Testing the Critical-Only Approach

You need to verify both that on-call is triggered with the right parameters and that it doesn't trigger by default:

  1. Test Default Behavior (Should NOT Trigger On-Call):

    # Send a critical alert WITHOUT oncall_enable parameter - should NOT trigger on-call
    curl -X POST "http://versus-service:3000/api/incidents" \
      -H "Content-Type: application/json" \
      -d '{
        "Logs": "[CRITICAL] This is a critical alert that should not trigger on-call",
        "ServiceName": "test-service",
        "Severity": "critical"
      }'
    

    Verify that:

    • The alert appears in your notification channels (Slack, etc.)
    • No AWS Incident Manager incident is created
    • No on-call team is notified
  2. Test Explicit On-Call Activation:

    # Send a critical alert WITH oncall_enable=true - should trigger on-call after wait period
    curl -X POST "http://versus-service:3000/api/incidents?oncall_enable=true" \
      -H "Content-Type: application/json" \
      -d '{
        "Logs": "[CRITICAL] This is a critical alert that SHOULD trigger on-call",
        "ServiceName": "test-service",
        "Severity": "critical"
      }'
    

    Verify that:

    • The alert appears in your notification channels with an acknowledgment button
    • If not acknowledged within the wait period, an AWS Incident Manager incident is created
    • The appropriate on-call team is notified
  3. Test Immediate On-Call Activation:

    # Send a critical alert with immediate on-call activation
    curl -X POST "http://versus-service:3000/api/incidents?oncall_enable=true&oncall_wait_minutes=0" \
      -H "Content-Type: application/json" \
      -d '{
        "Logs": "[CRITICAL] This is a critical alert that should trigger on-call IMMEDIATELY",
        "ServiceName": "test-service",
        "Severity": "critical"
      }'
    

    Verify that:

    • An AWS Incident Manager incident is created immediately
    • The on-call team is notified without waiting for acknowledgment
  4. Test Response Plan Override:

    # Use a specific response plan
    curl -X POST "http://versus-service:3000/api/incidents?oncall_enable=true&awsim_other_response_plan=platform" \
      -H "Content-Type: application/json" \
      -d '{
        "Logs": "[CRITICAL] Platform issue requiring specific team",
        "ServiceName": "platform-service",
        "Severity": "critical"
      }'
    

    Verify that:

    • The correct response plan is used (check in AWS Incident Manager)
    • The appropriate platform team is engaged

Conclusion

By implementing this advanced on-call management system with AWS Incident Manager and Versus Incident, you've created a advanced incident response workflow that:

  • Automatically rotates on-call responsibilities among team members
  • Only triggers on-call for critical alerts with explicit activation, preventing alert fatigue
  • Routes incidents to the appropriate teams based on service and time
  • Escalates critical incidents according to well-defined patterns
  • Facilitates real-time collaboration during incidents
  • Provides analytics for continuous improvement

This system ensures that critical incidents receive appropriate attention without unnecessary escalation for routine issues. For non-critical alerts, they're still visible in notification channels, but don't trigger the on-call escalation process.
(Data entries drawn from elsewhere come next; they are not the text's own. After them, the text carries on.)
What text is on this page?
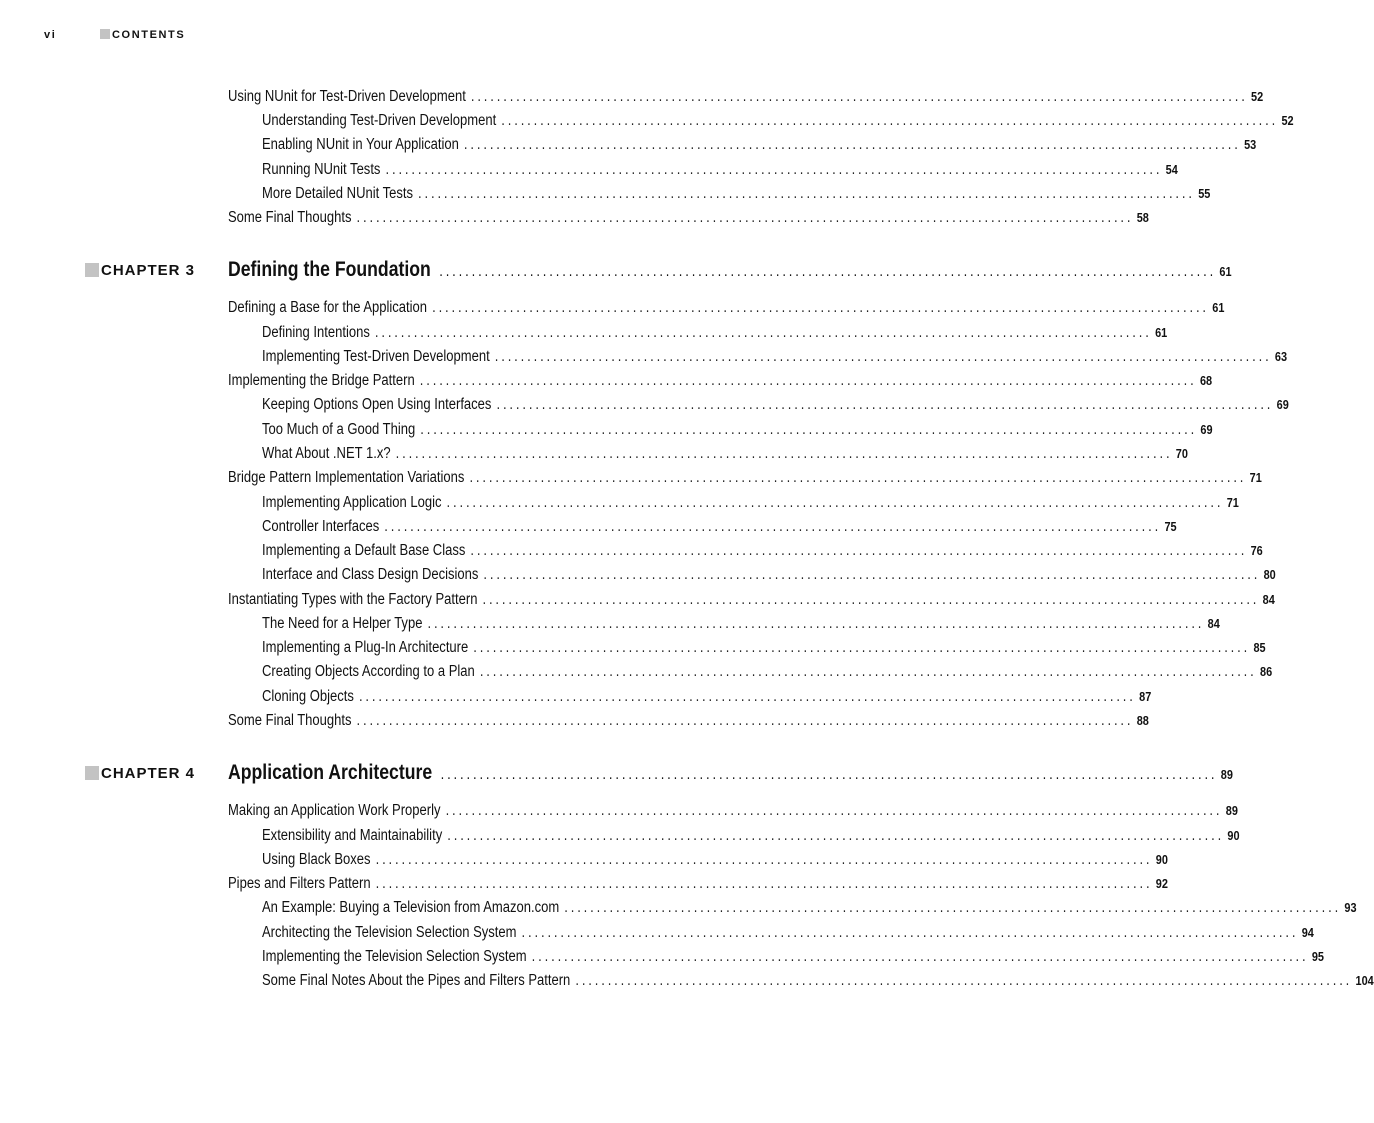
vi	CONTENTS
Using NUnit for Test-Driven Development ........................................................................................................................ 52
Understanding Test-Driven Development ........................................................................................................................ 52
Enabling NUnit in Your Application ........................................................................................................................ 53
Running NUnit Tests ........................................................................................................................ 54
More Detailed NUnit Tests ........................................................................................................................ 55
Some Final Thoughts ........................................................................................................................ 58
CHAPTER 3 Defining the Foundation ........................................................................................................................ 61
Defining a Base for the Application ........................................................................................................................ 61
Defining Intentions ........................................................................................................................ 61
Implementing Test-Driven Development ........................................................................................................................ 63
Implementing the Bridge Pattern ........................................................................................................................ 68
Keeping Options Open Using Interfaces ........................................................................................................................ 69
Too Much of a Good Thing ........................................................................................................................ 69
What About .NET 1.x? ........................................................................................................................ 70
Bridge Pattern Implementation Variations ........................................................................................................................ 71
Implementing Application Logic ........................................................................................................................ 71
Controller Interfaces ........................................................................................................................ 75
Implementing a Default Base Class ........................................................................................................................ 76
Interface and Class Design Decisions ........................................................................................................................ 80
Instantiating Types with the Factory Pattern ........................................................................................................................ 84
The Need for a Helper Type ........................................................................................................................ 84
Implementing a Plug-In Architecture ........................................................................................................................ 85
Creating Objects According to a Plan ........................................................................................................................ 86
Cloning Objects ........................................................................................................................ 87
Some Final Thoughts ........................................................................................................................ 88
CHAPTER 4 Application Architecture ........................................................................................................................ 89
Making an Application Work Properly ........................................................................................................................ 89
Extensibility and Maintainability ........................................................................................................................ 90
Using Black Boxes ........................................................................................................................ 90
Pipes and Filters Pattern ........................................................................................................................ 92
An Example: Buying a Television from Amazon.com ........................................................................................................................ 93
Architecting the Television Selection System ........................................................................................................................ 94
Implementing the Television Selection System ........................................................................................................................ 95
Some Final Notes About the Pipes and Filters Pattern ........................................................................................................................ 104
Regularly review and refine your configurations as your organization and systems evolve. Solicit feedback from on-call engineers to identify pain points and improvement opportunities. Consider gathering metrics on the effectiveness of your approach, adjusting severity thresholds and query parameters as needed.

If you encounter any challenges or have questions about advanced configurations, refer to the AWS Incident Manager documentation or reach out to the Versus Incident community for support.